The Signal (2014)
★★ / ★★★★
On their way to California to drop off Haley (Olivia Cooke), Nic (Brenton Thwaites) and Jonah (Beau Knapp) are contacted by a hacker whose code name is Nomad. The two guys are able to track Nomad’s IP address in Nevada—which is a coincidence because they are just above hundred miles away. Soon, they come across a seemingly abandoned house and there is no sign of the man they wish to meet. While in the basement, Nic and Jonah hear Haley screaming from outside.
“The Signal,” written by Carlyle Eubank, David Frigerio and William Eubank, is a science fiction film that shows promise but ultimately does not deliver. The first half is unusually strong because the screenplay capitalizes on the viewers’ curiosity; details are presented like jigsaw puzzle pieces and it is up to us to try to make sense of whatever may be going on. The final thirty minutes, however, is a bore. Despite the noises, special, and visual effects, the picture fails to provide answers that are worthy of the rising action.
Its carefully calibrated pacing is a perfect fit for its mystery. A morbid curiosity is created as Nic sits in a white room on a wheelchair as he is questioned by the creepy Dr. Wallace Damon (Laurence Fishburne). There is talk about him being “extremely contagious” and yet he is never provided the details of the disease or, if it is a disease that is not fully understood, the symptoms one might expect. Nic finds numerical tattoos on his wrist. He is given exams like matching words with shapes. Nic is given surface information but not the details. This angers him and he wishes to break out of the research facility because there is a chance the whole thing could be a charade.

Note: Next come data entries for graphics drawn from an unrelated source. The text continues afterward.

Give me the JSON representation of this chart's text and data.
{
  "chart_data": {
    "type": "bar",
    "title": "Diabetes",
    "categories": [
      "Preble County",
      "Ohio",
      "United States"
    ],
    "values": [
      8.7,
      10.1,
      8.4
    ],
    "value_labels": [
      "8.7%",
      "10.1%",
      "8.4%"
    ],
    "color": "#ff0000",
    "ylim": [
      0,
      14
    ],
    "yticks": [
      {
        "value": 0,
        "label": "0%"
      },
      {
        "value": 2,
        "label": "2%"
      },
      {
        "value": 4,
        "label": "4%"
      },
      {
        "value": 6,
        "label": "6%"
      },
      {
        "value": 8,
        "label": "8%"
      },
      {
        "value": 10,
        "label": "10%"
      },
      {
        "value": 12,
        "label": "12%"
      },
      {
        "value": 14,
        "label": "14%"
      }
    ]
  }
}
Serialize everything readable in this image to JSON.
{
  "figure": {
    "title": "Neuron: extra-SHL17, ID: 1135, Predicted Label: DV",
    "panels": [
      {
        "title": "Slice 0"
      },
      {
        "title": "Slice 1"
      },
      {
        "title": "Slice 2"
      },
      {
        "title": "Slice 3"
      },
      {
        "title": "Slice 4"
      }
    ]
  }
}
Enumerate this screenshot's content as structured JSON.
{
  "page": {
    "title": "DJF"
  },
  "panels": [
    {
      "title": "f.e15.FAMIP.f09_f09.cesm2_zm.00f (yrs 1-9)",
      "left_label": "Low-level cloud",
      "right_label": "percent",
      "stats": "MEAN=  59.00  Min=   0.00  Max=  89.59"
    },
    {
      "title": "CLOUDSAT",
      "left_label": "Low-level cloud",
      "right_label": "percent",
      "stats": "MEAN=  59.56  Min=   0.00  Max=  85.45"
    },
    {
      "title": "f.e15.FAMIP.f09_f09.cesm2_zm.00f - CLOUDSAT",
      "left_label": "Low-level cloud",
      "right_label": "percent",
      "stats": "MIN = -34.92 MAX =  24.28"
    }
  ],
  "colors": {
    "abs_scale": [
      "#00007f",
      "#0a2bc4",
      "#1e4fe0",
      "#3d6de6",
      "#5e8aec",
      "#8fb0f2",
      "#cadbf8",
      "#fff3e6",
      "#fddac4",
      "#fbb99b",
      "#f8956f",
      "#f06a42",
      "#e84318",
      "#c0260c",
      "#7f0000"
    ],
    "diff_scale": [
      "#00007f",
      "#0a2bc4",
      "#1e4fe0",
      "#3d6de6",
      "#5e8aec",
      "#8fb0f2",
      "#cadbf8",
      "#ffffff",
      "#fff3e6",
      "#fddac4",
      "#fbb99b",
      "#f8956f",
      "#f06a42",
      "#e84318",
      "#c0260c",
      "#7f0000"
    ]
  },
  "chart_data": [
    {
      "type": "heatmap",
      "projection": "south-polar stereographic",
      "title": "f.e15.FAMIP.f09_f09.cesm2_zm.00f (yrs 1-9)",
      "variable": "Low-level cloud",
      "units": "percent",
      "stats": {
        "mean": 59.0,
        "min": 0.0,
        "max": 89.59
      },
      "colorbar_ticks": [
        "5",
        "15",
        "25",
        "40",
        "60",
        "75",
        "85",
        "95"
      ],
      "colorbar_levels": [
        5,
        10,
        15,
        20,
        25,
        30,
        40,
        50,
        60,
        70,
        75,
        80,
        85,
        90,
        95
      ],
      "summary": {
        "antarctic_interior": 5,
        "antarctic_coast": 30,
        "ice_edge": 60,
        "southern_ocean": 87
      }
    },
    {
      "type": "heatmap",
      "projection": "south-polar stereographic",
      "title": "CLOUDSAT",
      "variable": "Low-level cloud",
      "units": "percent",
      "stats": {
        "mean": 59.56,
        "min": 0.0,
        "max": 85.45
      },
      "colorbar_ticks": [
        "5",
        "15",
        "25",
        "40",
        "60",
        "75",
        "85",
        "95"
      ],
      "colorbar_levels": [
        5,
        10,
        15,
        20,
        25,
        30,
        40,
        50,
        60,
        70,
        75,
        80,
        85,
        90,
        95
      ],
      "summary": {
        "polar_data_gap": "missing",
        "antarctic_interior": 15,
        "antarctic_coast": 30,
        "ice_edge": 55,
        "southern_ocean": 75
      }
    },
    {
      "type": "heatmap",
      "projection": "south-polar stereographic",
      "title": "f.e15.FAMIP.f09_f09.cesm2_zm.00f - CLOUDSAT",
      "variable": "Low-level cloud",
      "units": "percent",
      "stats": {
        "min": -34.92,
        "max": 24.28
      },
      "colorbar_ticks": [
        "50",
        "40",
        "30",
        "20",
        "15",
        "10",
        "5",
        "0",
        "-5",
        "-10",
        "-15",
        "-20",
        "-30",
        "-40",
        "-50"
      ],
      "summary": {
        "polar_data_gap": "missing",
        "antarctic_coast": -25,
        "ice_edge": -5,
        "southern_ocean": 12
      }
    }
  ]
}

Director William Eubank knows how to frame faces, especially his lead. Because Nic does not trust anyone in the facility, Thwaites is required to communicate most of the time using his facial muscles. Thus, when the character is alone in a room, the camera tends to showcase the performer from the neck up. As a result, we wonder what might be going through Nic’s mind. How does he gain the upper hand knowing the fact that he is clearly valued? Is he plotting escape? Given that his body is compromised, how does he go on about rescuing Haley and Jonah?
Once the story begins to take place in a desert town, the picture loses curiosity and momentum. Although questions are still being raised—Why is everybody so strange? Why are the phone lines always down?—we get the feeling that it is about time we are provided answers… Not just any answers but ones that come across concrete. Alas, as expected, the answer is revealed in the final shot—which I found lazy and unimaginative.
Visually stylish, “The Signal” is likely to impress some. It is clear that some thought is actually put into it. But for those expecting that its potential will reach maximum capacity will be disappointed. Perhaps a rewrite or two might have turned this into a gem that may not be embraced by the mainstream but is valued by viewers seeking for something refreshing—even ten or twenty years from now.